When Hakeem Jeffries handed Mike Johnson the speaker’s gavel on the House floor in October 2023, the pair hugged, marking the promise of a new era of bipartisanship.

In one of their first private meetings, the two party leaders agreed they would not launch personal attacks against each other, according to multiple sources familiar with the dynamic.

As two fathers with deeply held religious beliefs, the pair often discussed their faith, the sources said, and forged a working relationship that stemmed from serving together on the House Judiciary Committee early in their congressional careers. At one-point last term, Jeffries even helped Johnson save his job.

But that was in an era of split government when Johnson, trying to put his Republican conference back together after a messy speakership fight, had to work with Democrats who controlled the Senate and President Joe Biden in the White House.

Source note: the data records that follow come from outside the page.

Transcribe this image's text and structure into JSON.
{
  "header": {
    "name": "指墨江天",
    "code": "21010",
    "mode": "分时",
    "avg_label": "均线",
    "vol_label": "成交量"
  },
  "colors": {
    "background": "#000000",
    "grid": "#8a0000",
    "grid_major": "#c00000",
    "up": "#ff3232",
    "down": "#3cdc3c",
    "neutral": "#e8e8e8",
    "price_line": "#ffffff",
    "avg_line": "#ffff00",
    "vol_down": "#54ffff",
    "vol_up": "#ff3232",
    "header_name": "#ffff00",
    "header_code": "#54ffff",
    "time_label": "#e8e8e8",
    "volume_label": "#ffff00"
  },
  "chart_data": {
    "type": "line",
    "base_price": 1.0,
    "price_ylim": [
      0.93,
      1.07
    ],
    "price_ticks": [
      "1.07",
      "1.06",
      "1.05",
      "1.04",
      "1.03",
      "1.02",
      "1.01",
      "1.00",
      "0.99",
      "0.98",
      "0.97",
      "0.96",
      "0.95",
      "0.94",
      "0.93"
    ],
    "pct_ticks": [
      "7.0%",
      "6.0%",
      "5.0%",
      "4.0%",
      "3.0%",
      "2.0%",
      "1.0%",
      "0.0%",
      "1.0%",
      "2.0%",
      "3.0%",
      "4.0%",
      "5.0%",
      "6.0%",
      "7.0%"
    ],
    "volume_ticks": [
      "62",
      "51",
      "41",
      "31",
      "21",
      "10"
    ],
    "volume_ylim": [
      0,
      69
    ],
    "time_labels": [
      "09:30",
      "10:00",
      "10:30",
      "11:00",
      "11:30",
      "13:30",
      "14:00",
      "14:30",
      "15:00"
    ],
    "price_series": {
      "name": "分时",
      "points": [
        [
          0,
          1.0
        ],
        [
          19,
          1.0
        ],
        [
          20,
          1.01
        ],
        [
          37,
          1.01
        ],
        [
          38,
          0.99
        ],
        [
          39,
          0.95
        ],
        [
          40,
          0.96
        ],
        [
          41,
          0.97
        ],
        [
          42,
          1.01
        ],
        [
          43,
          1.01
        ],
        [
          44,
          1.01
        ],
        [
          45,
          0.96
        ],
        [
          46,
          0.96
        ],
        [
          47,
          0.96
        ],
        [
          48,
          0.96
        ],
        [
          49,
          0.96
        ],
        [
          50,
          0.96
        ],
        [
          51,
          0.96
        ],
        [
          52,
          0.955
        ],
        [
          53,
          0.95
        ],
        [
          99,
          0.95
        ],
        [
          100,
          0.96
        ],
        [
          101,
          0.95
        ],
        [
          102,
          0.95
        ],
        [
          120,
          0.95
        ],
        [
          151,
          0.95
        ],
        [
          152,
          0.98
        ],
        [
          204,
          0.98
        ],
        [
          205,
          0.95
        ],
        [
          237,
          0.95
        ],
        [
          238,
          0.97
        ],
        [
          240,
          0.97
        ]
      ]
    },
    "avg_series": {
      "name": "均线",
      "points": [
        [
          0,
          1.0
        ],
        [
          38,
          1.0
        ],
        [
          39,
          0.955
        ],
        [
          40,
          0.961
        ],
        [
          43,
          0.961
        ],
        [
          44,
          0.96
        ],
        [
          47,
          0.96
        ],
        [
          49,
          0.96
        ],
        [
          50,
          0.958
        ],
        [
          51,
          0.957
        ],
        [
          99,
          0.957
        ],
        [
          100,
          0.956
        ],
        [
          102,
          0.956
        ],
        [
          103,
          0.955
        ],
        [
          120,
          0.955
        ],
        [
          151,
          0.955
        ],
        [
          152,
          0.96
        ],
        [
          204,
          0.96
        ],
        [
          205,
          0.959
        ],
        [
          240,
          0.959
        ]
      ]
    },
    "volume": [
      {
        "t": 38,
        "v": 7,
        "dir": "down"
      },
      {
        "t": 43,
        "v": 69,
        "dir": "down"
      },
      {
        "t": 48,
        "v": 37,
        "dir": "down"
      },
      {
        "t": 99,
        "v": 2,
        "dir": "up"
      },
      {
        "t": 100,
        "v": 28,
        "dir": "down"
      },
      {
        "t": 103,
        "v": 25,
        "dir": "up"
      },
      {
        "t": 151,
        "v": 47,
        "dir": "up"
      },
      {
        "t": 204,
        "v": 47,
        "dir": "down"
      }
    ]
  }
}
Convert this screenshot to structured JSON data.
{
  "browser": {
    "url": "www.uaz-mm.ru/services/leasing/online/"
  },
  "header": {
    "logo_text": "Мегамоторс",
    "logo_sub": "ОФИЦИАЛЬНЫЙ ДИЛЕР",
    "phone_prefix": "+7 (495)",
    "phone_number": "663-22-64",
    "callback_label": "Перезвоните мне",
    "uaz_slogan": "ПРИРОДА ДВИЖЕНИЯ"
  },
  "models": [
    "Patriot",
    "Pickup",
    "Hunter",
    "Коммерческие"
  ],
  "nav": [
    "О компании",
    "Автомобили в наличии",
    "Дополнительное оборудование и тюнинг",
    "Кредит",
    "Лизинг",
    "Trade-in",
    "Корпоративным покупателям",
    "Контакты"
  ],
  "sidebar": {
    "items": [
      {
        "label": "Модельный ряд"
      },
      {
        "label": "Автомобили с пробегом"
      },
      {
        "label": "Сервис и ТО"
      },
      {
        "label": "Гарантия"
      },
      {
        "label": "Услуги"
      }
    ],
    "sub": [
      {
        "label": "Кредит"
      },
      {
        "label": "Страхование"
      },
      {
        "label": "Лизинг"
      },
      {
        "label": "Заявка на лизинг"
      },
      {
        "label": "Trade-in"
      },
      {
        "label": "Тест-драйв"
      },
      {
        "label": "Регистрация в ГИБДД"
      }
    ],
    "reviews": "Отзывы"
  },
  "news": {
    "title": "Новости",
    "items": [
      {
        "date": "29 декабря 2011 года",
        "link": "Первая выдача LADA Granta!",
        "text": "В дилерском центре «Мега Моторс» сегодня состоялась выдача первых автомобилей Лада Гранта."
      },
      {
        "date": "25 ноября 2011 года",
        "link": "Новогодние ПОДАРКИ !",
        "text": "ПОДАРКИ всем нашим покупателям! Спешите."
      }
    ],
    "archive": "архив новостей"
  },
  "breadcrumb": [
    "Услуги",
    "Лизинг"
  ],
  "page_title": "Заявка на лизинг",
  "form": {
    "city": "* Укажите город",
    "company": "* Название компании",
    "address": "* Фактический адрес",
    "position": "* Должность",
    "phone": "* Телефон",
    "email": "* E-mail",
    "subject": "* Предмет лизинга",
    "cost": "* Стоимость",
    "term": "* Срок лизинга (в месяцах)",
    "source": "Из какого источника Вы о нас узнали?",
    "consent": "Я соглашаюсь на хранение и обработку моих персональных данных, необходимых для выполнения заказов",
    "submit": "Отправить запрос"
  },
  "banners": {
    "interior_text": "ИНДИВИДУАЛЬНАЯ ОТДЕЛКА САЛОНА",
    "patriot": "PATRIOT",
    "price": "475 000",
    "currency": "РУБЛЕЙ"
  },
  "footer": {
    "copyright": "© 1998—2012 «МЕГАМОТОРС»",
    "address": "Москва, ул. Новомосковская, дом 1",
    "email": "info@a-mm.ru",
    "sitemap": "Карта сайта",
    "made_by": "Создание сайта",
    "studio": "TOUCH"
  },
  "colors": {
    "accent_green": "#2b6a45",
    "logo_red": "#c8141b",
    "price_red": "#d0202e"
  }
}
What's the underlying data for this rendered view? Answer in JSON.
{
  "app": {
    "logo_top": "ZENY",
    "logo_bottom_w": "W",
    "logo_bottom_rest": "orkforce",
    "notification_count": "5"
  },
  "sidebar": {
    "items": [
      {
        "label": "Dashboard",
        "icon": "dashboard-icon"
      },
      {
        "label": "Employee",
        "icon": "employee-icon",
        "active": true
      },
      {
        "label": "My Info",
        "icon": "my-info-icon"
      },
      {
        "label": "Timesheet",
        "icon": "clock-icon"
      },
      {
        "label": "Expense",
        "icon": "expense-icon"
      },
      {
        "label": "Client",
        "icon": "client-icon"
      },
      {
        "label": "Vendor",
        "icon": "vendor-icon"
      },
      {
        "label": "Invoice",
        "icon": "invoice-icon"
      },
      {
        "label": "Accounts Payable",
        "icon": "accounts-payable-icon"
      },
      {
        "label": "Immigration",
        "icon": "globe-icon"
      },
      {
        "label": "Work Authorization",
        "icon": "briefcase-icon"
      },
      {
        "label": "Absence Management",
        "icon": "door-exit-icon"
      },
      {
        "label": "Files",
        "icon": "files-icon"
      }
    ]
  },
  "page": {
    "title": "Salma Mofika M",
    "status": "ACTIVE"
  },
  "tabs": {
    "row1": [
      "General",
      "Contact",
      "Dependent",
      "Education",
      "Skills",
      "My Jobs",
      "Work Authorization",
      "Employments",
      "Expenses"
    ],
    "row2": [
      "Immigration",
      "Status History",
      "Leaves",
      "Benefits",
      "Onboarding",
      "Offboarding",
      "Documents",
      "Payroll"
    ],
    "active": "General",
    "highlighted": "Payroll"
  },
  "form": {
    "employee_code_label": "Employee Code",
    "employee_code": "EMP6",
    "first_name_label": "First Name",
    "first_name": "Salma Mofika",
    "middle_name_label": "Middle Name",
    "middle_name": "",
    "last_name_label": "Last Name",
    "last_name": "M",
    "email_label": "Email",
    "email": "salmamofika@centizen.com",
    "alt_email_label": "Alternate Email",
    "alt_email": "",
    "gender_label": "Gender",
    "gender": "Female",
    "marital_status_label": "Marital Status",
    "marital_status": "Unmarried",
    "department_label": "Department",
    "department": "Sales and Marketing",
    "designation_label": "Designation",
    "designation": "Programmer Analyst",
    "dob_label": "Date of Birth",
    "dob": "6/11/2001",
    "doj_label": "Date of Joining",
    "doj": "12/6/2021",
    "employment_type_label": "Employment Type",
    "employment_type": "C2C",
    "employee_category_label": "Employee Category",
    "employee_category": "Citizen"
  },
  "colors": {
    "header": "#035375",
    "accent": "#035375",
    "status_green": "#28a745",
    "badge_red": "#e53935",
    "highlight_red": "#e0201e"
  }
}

Now, with President Donald Trump’s resurgence, a Republican takeover in Washington that has at times ceded congressional authority on federal spending, and a historic government shutdown, the dynamics between Johnson and Jeffries are different.

As the shutdown drags on, the changing relationship between Johnson and Jeffries may make it even harder for lawmakers to find a way out of the impasse, particularly if a deal to end the stalemate requires a compromise and each leader must make a difficult sell to their members.

The shutdown has also placed a spotlight on the frayed dynamic between Johnson and Jeffries. As the funding lapse has grown more painful for federal workers going without pay and millions of Americans who rely on critical social safety net programs, the two House leaders have sharpened their rhetoric and sought to cast blame on each other’s party for the failure to reopen the government.